Thais Saddened by the Death of Young Prince
Growing up in laid-back San Diego, Poomi Jensen was a world away from the pomp and circumstance of his Thai royal family. The grandson of the world’s longest reigning monarchs, King Bhumibol Adulyadej of Thailand, the American-born prince spent much of his childhood not inside gilded palaces but on Southern California’s sunny beaches.
The son of a Thai princess and an American businessman, Jensen attended schools in San Diego, family friends said. He went to live in Thailand with his mother a few years ago, after his parents waged a custody battle over him in a bitter divorce.
The 21-year-old prince was killed over the weekend by giant waves while jet-skiing at a Khao Lak beach resort in the Phang Nga province of southern Thailand, one of the regions hit hardest by the tsunami that killed at least 60,000 people in southern Asia.
Though the young man was autistic and attended special university classes while in Thailand, he often accompanied his mother, Princess Ubolratana, to official and social functions.
In a departure from Thai tradition, the princess was open about her son’s disability, discussing his special needs in interviews and lending her name to fundraising drives for autism.
“Everyone knew [about his autism], and loved him and accepted him,” said Chom Patchphradub, an executive producer for Network of Asian Telecommunications, TV and Radio in North Hollywood. “We loved him very much, the Thai people here. Everyone misses him.”
His mother has accompanied his body back to Bangkok for royal funeral rites.
The body of the prince, known as Khun Poom to Thais, will lie in the palace for seven days in accordance with Buddhist tradition, after which it will be cremated in an ornate royal coffin, said Isinthorn Sornvai, the Thai consul general in Los Angeles.
In 1972, Jensen’s mother scandalized her family and shocked international high-society circles when she fell in love with commoner Peter Jensen and relinquished her title so she could marry him. The princess, the eldest child of the king and Queen Sirikit, met Jensen while they were students at MIT.
Despite years of banishment from the royal household, the princess, known as Julie by her American friends, eventually reconciled with her parents.
The Jensens often picnicked and enjoyed the beach near their Del Mar home.
Peter Jensen, a locally prominent businessman, was involved in several high-profile ventures, including a gold-mining business in Northern California and companies in the water sales market.
The prince’s father, who could not be reached for comment Tuesday, was said to be preparing to travel to Thailand.
“Peter is extremely devoted to his family, particularly to his children,” said Michael P. George, a former business partner and chief executive of Western Water Co.
After raising Poomi Jensen and two daughters in suburban San Diego, the couple’s fairy-tale romance crumbled.
When they divorced in 1998, Peter Jensen sought to keep his ex-wife from taking their son with her to Thailand. At a 1999 news conference in Bangkok, the princess accused her ex-husband of adultery and of “using the children as a bargaining chip” in their divorce.

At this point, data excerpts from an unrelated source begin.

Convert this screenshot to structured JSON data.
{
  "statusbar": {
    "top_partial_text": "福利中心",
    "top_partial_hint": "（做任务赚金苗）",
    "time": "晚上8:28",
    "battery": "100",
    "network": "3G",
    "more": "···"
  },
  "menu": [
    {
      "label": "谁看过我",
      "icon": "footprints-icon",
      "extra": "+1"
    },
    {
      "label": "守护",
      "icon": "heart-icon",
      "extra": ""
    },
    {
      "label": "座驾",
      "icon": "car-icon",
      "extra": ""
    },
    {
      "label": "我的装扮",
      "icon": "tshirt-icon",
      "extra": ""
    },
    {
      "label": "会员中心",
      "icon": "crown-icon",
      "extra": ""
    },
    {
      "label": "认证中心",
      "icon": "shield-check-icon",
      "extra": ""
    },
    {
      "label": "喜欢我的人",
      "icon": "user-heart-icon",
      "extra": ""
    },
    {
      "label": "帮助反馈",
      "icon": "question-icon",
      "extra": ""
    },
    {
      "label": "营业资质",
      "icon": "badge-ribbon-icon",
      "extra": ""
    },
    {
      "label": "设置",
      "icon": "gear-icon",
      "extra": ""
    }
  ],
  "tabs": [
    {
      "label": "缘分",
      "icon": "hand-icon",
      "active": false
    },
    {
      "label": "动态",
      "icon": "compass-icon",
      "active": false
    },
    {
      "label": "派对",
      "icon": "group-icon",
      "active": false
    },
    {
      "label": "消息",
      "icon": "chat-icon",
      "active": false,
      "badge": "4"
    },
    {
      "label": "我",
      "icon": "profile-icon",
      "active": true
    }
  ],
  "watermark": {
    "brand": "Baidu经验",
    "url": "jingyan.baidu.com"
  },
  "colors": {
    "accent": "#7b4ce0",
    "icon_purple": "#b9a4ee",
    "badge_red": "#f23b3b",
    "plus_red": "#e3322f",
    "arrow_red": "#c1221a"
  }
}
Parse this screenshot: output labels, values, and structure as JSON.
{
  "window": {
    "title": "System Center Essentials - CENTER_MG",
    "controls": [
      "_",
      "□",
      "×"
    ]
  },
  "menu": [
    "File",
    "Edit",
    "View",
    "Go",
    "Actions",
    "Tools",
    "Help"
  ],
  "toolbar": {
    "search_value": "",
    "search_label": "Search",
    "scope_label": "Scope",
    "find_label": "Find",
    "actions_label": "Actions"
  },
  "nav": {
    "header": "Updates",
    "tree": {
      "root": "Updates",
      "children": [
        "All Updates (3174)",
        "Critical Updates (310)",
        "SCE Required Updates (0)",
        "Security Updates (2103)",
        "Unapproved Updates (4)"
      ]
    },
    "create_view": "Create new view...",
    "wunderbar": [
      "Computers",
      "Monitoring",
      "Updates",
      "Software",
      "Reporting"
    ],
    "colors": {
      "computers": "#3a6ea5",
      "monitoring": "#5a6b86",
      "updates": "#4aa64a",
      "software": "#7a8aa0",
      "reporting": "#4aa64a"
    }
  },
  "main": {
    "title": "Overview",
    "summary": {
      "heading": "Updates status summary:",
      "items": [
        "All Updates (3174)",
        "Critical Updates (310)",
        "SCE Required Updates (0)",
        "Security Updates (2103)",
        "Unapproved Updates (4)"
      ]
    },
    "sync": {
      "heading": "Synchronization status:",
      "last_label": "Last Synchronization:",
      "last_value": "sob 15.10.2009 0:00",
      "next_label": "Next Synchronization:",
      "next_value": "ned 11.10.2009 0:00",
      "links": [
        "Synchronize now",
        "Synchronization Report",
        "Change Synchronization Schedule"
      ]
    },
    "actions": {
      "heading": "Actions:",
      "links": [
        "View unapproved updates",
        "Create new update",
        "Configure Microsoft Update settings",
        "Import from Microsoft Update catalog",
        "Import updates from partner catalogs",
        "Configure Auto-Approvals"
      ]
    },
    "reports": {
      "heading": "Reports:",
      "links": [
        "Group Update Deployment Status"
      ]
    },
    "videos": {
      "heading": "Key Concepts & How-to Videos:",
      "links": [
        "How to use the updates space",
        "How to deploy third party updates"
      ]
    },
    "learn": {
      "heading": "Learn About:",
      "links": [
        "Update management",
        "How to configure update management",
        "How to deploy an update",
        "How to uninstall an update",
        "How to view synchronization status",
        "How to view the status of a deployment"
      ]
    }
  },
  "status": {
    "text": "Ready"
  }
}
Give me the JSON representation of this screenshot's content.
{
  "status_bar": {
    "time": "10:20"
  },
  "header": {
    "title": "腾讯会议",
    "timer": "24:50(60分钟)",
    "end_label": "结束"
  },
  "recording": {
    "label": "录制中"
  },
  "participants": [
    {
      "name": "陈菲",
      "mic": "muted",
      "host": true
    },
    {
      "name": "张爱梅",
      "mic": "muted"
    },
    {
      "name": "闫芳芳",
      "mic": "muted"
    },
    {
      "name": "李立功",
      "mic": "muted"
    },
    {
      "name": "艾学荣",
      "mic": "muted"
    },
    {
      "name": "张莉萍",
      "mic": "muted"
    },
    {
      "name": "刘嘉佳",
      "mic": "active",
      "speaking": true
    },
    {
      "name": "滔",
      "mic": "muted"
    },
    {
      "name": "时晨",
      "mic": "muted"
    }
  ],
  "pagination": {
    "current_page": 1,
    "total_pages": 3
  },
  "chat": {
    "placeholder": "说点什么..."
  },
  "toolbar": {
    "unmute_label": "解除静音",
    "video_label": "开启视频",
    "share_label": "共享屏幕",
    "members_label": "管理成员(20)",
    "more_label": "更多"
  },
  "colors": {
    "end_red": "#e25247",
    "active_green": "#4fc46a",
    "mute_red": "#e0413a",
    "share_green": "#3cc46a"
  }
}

According to San Diego Superior Court documents, Peter Jensen argued that his son’s autism and sometimes violent behavior left the boy unable to function without supervision and that he might be endangered in Thailand.
But court officials who evaluated Poomi Jensen approved the move, concluding that “extensive resources” would be available to the boy in Thailand because of his protected position there. The older Jensen lost an appeal.
The prince’s condition improved after he graduated from Torrey Pines High School in Del Mar, where he took special education classes, and moved to Thailand, where he had new doctors, his mother said in a January 2002 interview with the Bangkok Post. He was trying “to communicate with others and to socialize more,” she said.
This year, palace officials announced that the prince would volunteer for military police service, even though his autism could have exempted him.
The cover of the May issue of Jewelry and Diamonds, a Thai high-society magazine, depicted the dark-haired royal in uniformed regalia. Inside, a glossy, 25-page photo spread showed him saluting and on horseback. The article also described him as so gifted with numbers that he could perform calculations involving distant calendar dates with speed and accuracy.
In addition to his parents, Poomi Jensen is survived by two sisters.